Skirmish at Grand Prairie

Location: Monroe County
Campaign: Pea Ridge Campaign
Date: July 6, 1862
Principal Commanders: Colonel Graham N. Fitch (US); Captain Patrick H. Wheat (CS)
Forces Engaged: 600 infantry from the Twenty-fourth, Thirty-fourth, Forty-third, and Forty-sixth Indiana Infantry regiments, and one cannon (US); 450 cavalry from Monroe’s First/Sixth Arkansas Cavalry (CS)
Estimated Casualties: 1 killed, 21 wounded (US); 84 total killed, wounded, and missing (CS)
Result: Union victory

After the Battle of Pea Ridge, Major General Samuel Ryan Curtis led his troops across northern Arkansas and southern Missouri in an effort to capture Little Rock (Pulaski County). After failing to do so and taking refuge in Batesville (Independence County), Curtis led his troops down the White River in an effort to link up with supply transports near Clarendon (Monroe County). On July 6, 1862, a skirmish was fought by the relief column escorting those transports.

The transports began to move toward Gen. Curtis on June 10 and, by June 17, were approaching St. Charles (Arkansas County), where they engaged the Confederate fortifications and the USS Mound City was struck. The expedition ultimately captured the position, but due to the number of casualties and the falling water level on the White, the Federals retreated back to the Mississippi River before reentering the White on June 28. By June 30, the Union troops were at Clarendon and were constantly fired upon from both banks of the river.

On July 6, a scouting party found Confederate troops about two miles from the river. A detachment consisting of troops from four regiments under the command of Colonel Graham Fitch disembarked from the transports near Aberdeen (Monroe County) and began to move toward the Confederates on the DeValls Bluff road. Reaching the edge of the Grand Prairie, the Federals engaged the Confederates, who immediately launched an attack in response. The Confederates mounted and quickly moved against three sides of the Union infantry units. The Federals were able to repulse the attack, and the Confederates fled in confusion.
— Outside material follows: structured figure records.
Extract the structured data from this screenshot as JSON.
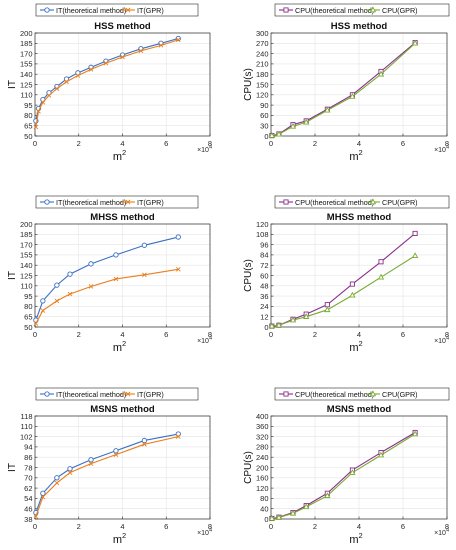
{
  "chart_data": [
    {
      "type": "line",
      "title": "HSS method",
      "xlabel": "m",
      "xlabel_sup": "2",
      "ylabel": "IT",
      "x_multiplier": "×10",
      "x_multiplier_exp": "4",
      "xlim": [
        0,
        8
      ],
      "ylim": [
        50,
        200
      ],
      "x_ticks": [
        "0",
        "2",
        "4",
        "6",
        "8"
      ],
      "y_ticks": [
        "50",
        "65",
        "80",
        "95",
        "110",
        "125",
        "140",
        "155",
        "170",
        "185",
        "200"
      ],
      "y_tick_values": [
        50,
        65,
        80,
        95,
        110,
        125,
        140,
        155,
        170,
        185,
        200
      ],
      "grid": true,
      "legend": "top (outside)",
      "series": [
        {
          "name": "IT(theoretical method)",
          "color": "#3b6fc4",
          "marker": "circle",
          "x": [
            0.04,
            0.16,
            0.36,
            0.64,
            1.0,
            1.44,
            1.96,
            2.56,
            3.24,
            4.0,
            4.84,
            5.76,
            6.55
          ],
          "y": [
            72,
            90,
            103,
            113,
            122,
            133,
            142,
            150,
            159,
            168,
            177,
            185,
            192
          ]
        },
        {
          "name": "IT(GPR)",
          "color": "#e87f1e",
          "marker": "x",
          "x": [
            0.04,
            0.16,
            0.36,
            0.64,
            1.0,
            1.44,
            1.96,
            2.56,
            3.24,
            4.0,
            4.84,
            5.76,
            6.55
          ],
          "y": [
            63,
            86,
            99,
            109,
            119,
            129,
            138,
            147,
            156,
            165,
            174,
            182,
            190
          ]
        }
      ]
    },
    {
      "type": "line",
      "title": "HSS method",
      "xlabel": "m",
      "xlabel_sup": "2",
      "ylabel": "CPU(s)",
      "x_multiplier": "×10",
      "x_multiplier_exp": "4",
      "xlim": [
        0,
        8
      ],
      "ylim": [
        0,
        300
      ],
      "x_ticks": [
        "0",
        "2",
        "4",
        "6",
        "8"
      ],
      "y_ticks": [
        "0",
        "30",
        "60",
        "90",
        "120",
        "150",
        "180",
        "210",
        "240",
        "270",
        "300"
      ],
      "y_tick_values": [
        0,
        30,
        60,
        90,
        120,
        150,
        180,
        210,
        240,
        270,
        300
      ],
      "grid": true,
      "legend": "top (outside)",
      "series": [
        {
          "name": "CPU(theoretical method)",
          "color": "#8b2f8c",
          "marker": "square",
          "x": [
            0.04,
            0.36,
            1.0,
            1.6,
            2.56,
            3.7,
            5.0,
            6.55
          ],
          "y": [
            1,
            6,
            33,
            44,
            78,
            120,
            188,
            272
          ]
        },
        {
          "name": "CPU(GPR)",
          "color": "#77ac30",
          "marker": "triangle",
          "x": [
            0.04,
            0.36,
            1.0,
            1.6,
            2.56,
            3.7,
            5.0,
            6.55
          ],
          "y": [
            1,
            5,
            28,
            40,
            75,
            115,
            180,
            270
          ]
        }
      ]
    },
    {
      "type": "line",
      "title": "MHSS method",
      "xlabel": "m",
      "xlabel_sup": "2",
      "ylabel": "IT",
      "x_multiplier": "×10",
      "x_multiplier_exp": "4",
      "xlim": [
        0,
        8
      ],
      "ylim": [
        50,
        200
      ],
      "x_ticks": [
        "0",
        "2",
        "4",
        "6",
        "8"
      ],
      "y_ticks": [
        "50",
        "65",
        "80",
        "95",
        "110",
        "125",
        "140",
        "155",
        "170",
        "185",
        "200"
      ],
      "y_tick_values": [
        50,
        65,
        80,
        95,
        110,
        125,
        140,
        155,
        170,
        185,
        200
      ],
      "grid": true,
      "legend": "top (outside)",
      "series": [
        {
          "name": "IT(theoretical method)",
          "color": "#3b6fc4",
          "marker": "circle",
          "x": [
            0.04,
            0.36,
            1.0,
            1.6,
            2.56,
            3.7,
            5.0,
            6.55
          ],
          "y": [
            60,
            88,
            111,
            127,
            142,
            155,
            169,
            181
          ]
        },
        {
          "name": "IT(GPR)",
          "color": "#e87f1e",
          "marker": "x",
          "x": [
            0.04,
            0.36,
            1.0,
            1.6,
            2.56,
            3.7,
            5.0,
            6.55
          ],
          "y": [
            55,
            74,
            88,
            98,
            109,
            120,
            126,
            134
          ]
        }
      ]
    },
    {
      "type": "line",
      "title": "MHSS method",
      "xlabel": "m",
      "xlabel_sup": "2",
      "ylabel": "CPU(s)",
      "x_multiplier": "×10",
      "x_multiplier_exp": "4",
      "xlim": [
        0,
        8
      ],
      "ylim": [
        0,
        120
      ],
      "x_ticks": [
        "0",
        "2",
        "4",
        "6",
        "8"
      ],
      "y_ticks": [
        "0",
        "12",
        "24",
        "36",
        "48",
        "60",
        "72",
        "84",
        "96",
        "108",
        "120"
      ],
      "y_tick_values": [
        0,
        12,
        24,
        36,
        48,
        60,
        72,
        84,
        96,
        108,
        120
      ],
      "grid": true,
      "legend": "top (outside)",
      "series": [
        {
          "name": "CPU(theoretical method)",
          "color": "#8b2f8c",
          "marker": "square",
          "x": [
            0.04,
            0.36,
            1.0,
            1.6,
            2.56,
            3.7,
            5.0,
            6.55
          ],
          "y": [
            1,
            2,
            9,
            15,
            26,
            50,
            76,
            109
          ]
        },
        {
          "name": "CPU(GPR)",
          "color": "#77ac30",
          "marker": "triangle",
          "x": [
            0.04,
            0.36,
            1.0,
            1.6,
            2.56,
            3.7,
            5.0,
            6.55
          ],
          "y": [
            1,
            2,
            8,
            12,
            20,
            37,
            58,
            83
          ]
        }
      ]
    },
    {
      "type": "line",
      "title": "MSNS method",
      "xlabel": "m",
      "xlabel_sup": "2",
      "ylabel": "IT",
      "x_multiplier": "×10",
      "x_multiplier_exp": "4",
      "xlim": [
        0,
        8
      ],
      "ylim": [
        38,
        118
      ],
      "x_ticks": [
        "0",
        "2",
        "4",
        "6",
        "8"
      ],
      "y_ticks": [
        "38",
        "46",
        "54",
        "62",
        "70",
        "78",
        "86",
        "94",
        "102",
        "110",
        "118"
      ],
      "y_tick_values": [
        38,
        46,
        54,
        62,
        70,
        78,
        86,
        94,
        102,
        110,
        118
      ],
      "grid": true,
      "legend": "top (outside)",
      "series": [
        {
          "name": "IT(theoretical method)",
          "color": "#3b6fc4",
          "marker": "circle",
          "x": [
            0.04,
            0.36,
            1.0,
            1.6,
            2.56,
            3.7,
            5.0,
            6.55
          ],
          "y": [
            43,
            58,
            70,
            77,
            84,
            91,
            99,
            104
          ]
        },
        {
          "name": "IT(GPR)",
          "color": "#e87f1e",
          "marker": "x",
          "x": [
            0.04,
            0.36,
            1.0,
            1.6,
            2.56,
            3.7,
            5.0,
            6.55
          ],
          "y": [
            40,
            55,
            66,
            74,
            81,
            88,
            96,
            102
          ]
        }
      ]
    },
    {
      "type": "line",
      "title": "MSNS method",
      "xlabel": "m",
      "xlabel_sup": "2",
      "ylabel": "CPU(s)",
      "x_multiplier": "×10",
      "x_multiplier_exp": "4",
      "xlim": [
        0,
        8
      ],
      "ylim": [
        0,
        400
      ],
      "x_ticks": [
        "0",
        "2",
        "4",
        "6",
        "8"
      ],
      "y_ticks": [
        "0",
        "40",
        "80",
        "120",
        "160",
        "200",
        "240",
        "280",
        "320",
        "360",
        "400"
      ],
      "y_tick_values": [
        0,
        40,
        80,
        120,
        160,
        200,
        240,
        280,
        320,
        360,
        400
      ],
      "grid": true,
      "legend": "top (outside)",
      "series": [
        {
          "name": "CPU(theoretical method)",
          "color": "#8b2f8c",
          "marker": "square",
          "x": [
            0.04,
            0.36,
            1.0,
            1.6,
            2.56,
            3.7,
            5.0,
            6.55
          ],
          "y": [
            2,
            7,
            25,
            52,
            100,
            190,
            258,
            336
          ]
        },
        {
          "name": "CPU(GPR)",
          "color": "#77ac30",
          "marker": "triangle",
          "x": [
            0.04,
            0.36,
            1.0,
            1.6,
            2.56,
            3.7,
            5.0,
            6.55
          ],
          "y": [
            2,
            6,
            22,
            47,
            90,
            180,
            248,
            330
          ]
        }
      ]
    }
  ]
}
The Confederate commander, Captain Patrick Wheat, requested a truce to gather his wounded and bury his dead. Col. Fitch agreed, and the next half hour was spent on this task. At the end of that period, the Federals began to pursue the Confederates, who continued their retreat in the direction of DeValls Bluff (Prairie County) but were unable to keep up with the mounted enemy. The Union troops returned to their transports and continued to search for Curtis.

According to documents and testimonies from prisoners seized by the Federal forces, the Confederates lost eighty-four men in the short fight, while the Federals only suffered twenty-two casualties. The Union relief expedition would not find Curtis on the White River, forcing him to turn eastward and capture the Mississippi River town of Helena (Phillips County). Fitch and his men eventually also made it to Helena.

For additional information:
Fortin, Maurice G. “Confederate Military Operations in Arkansas.” MA thesis, University of North Texas, 1978.

The War of the Rebellion: A Compilation of the Official Records of the Union and Confederate Armies. Series 1, Vol. 13. Washington DC: Government Printing Office, 1889.